CAP Theorem
Concept. CAP says a distributed database can guarantee at most two of Consistency, Availability, and Partition tolerance, and since network partitions are a fact of life (P is mandatory), every real system trades off C against A.
Intuition. When a transatlantic cable cuts and Spotify's US and EU data centers can no longer talk, the system has to pick: either both regions stop accepting Premium upgrades until they reconnect (Consistency wins) or both keep taking writes that may conflict on reconnect (Availability wins). You don't get both during the partition; you only get to choose which one.

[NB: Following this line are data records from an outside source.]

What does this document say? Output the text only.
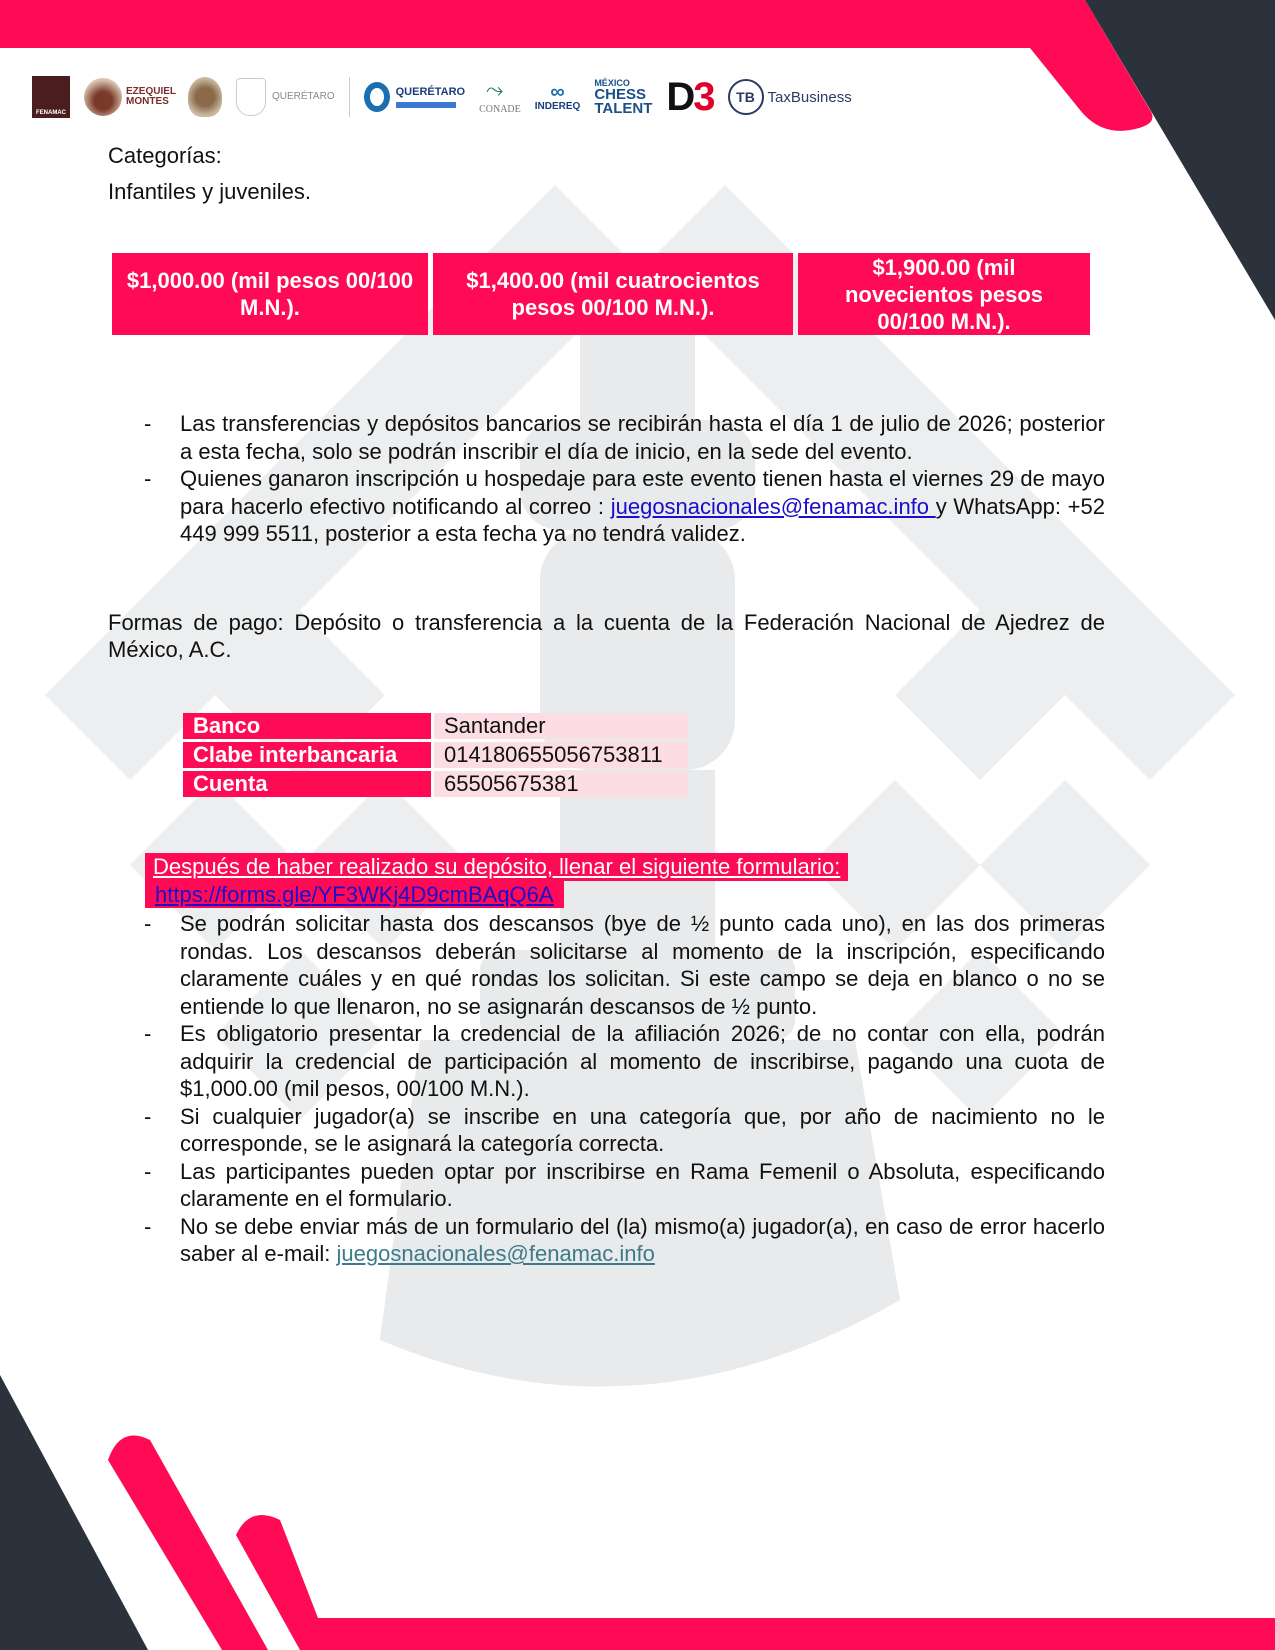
FENAMAC
EZEQUIEL MONTES	QUERÉTARO	QUERÉTARO ⤳
CONADE
∞
INDEREQ
MÉXICO
CHESS
TALENT D 3	TB TaxBusiness
Categorías:
Infantiles y juveniles.
$1,000.00 (mil pesos 00/100 M.N.).
$1,400.00 (mil cuatrocientos pesos 00/100 M.N.).
$1,900.00 (mil novecientos pesos 00/100 M.N.).
- Las transferencias y depósitos bancarios se recibirán hasta el día 1 de julio de 2026; posterior a esta fecha, solo se podrán inscribir el día de inicio, en la sede del evento.
- Quienes ganaron inscripción u hospedaje para este evento tienen hasta el viernes 29 de mayo para hacerlo efectivo notificando al correo : juegosnacionales@fenamac.info y WhatsApp: +52 449 999 5511, posterior a esta fecha ya no tendrá validez.
Formas de pago: Depósito o transferencia a la cuenta de la Federación Nacional de Ajedrez de México, A.C.
Banco	Santander
Clabe interbancaria	014180655056753811
Cuenta	65505675381
Después de haber realizado su depósito, llenar el siguiente formulario:
https://forms.gle/YF3WKj4D9cmBAqQ6A
- Se podrán solicitar hasta dos descansos (bye de ½ punto cada uno), en las dos primeras rondas. Los descansos deberán solicitarse al momento de la inscripción, especificando claramente cuáles y en qué rondas los solicitan. Si este campo se deja en blanco o no se entiende lo que llenaron, no se asignarán descansos de ½ punto.
- Es obligatorio presentar la credencial de la afiliación 2026; de no contar con ella, podrán adquirir la credencial de participación al momento de inscribirse, pagando una cuota de $1,000.00 (mil pesos, 00/100 M.N.).
- Si cualquier jugador(a) se inscribe en una categoría que, por año de nacimiento no le corresponde, se le asignará la categoría correcta.
- Las participantes pueden optar por inscribirse en Rama Femenil o Absoluta, especificando claramente en el formulario.
- No se debe enviar más de un formulario del (la) mismo(a) jugador(a), en caso de error hacerlo saber al e-mail: juegosnacionales@fenamac.info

Pick Two (But It's Complicated)
The Harsh Reality
In college, you assume the network works. In distributed systems, you assume the network is actively trying to destroy your career. That's why Partition Tolerance is mandatory.
Real Systems: It's a Spectrum
| System | Typically | Tunable? | Note |
|---|---|---|---|
| HDFS/Hadoop | CP | No | Strict consistency for big data analytics |
| Amazon S3 | AP | No | High availability object storage (Eventual Consistency) |
| MongoDB | CP | Yes | writeConcern, readConcern |
| Cassandra | AP | Yes | Quorum reads/writes → CP |
| PostgreSQL | CA* | No | *Single node only |
| DynamoDB | AP | Yes | Eventually/Strong consistency |
| etcd/Consul | CP | No | Raft consensus |
| CouchDB | AP | No | Multi-master, eventual |
| Redis | CP/CA | Yes | Depends on configuration |
Key Takeaways
1. It's a Useful Model (Not a Law)
CAP isn't a strict rulebook. It's a framework for understanding trade-offs. Most systems offer tunable consistency levels, so use CAP to predict system behavior when things go south.
2. P is Not Optional
Network failures are a given. The real decision is between Consistency and Availability. Start by designing for partition tolerance.
3. Choose Based on Requirements
Align your system design with business needs. Financial systems demand Consistency. Social media thrives on Availability. Analytics can tolerate stale data, so Availability takes precedence.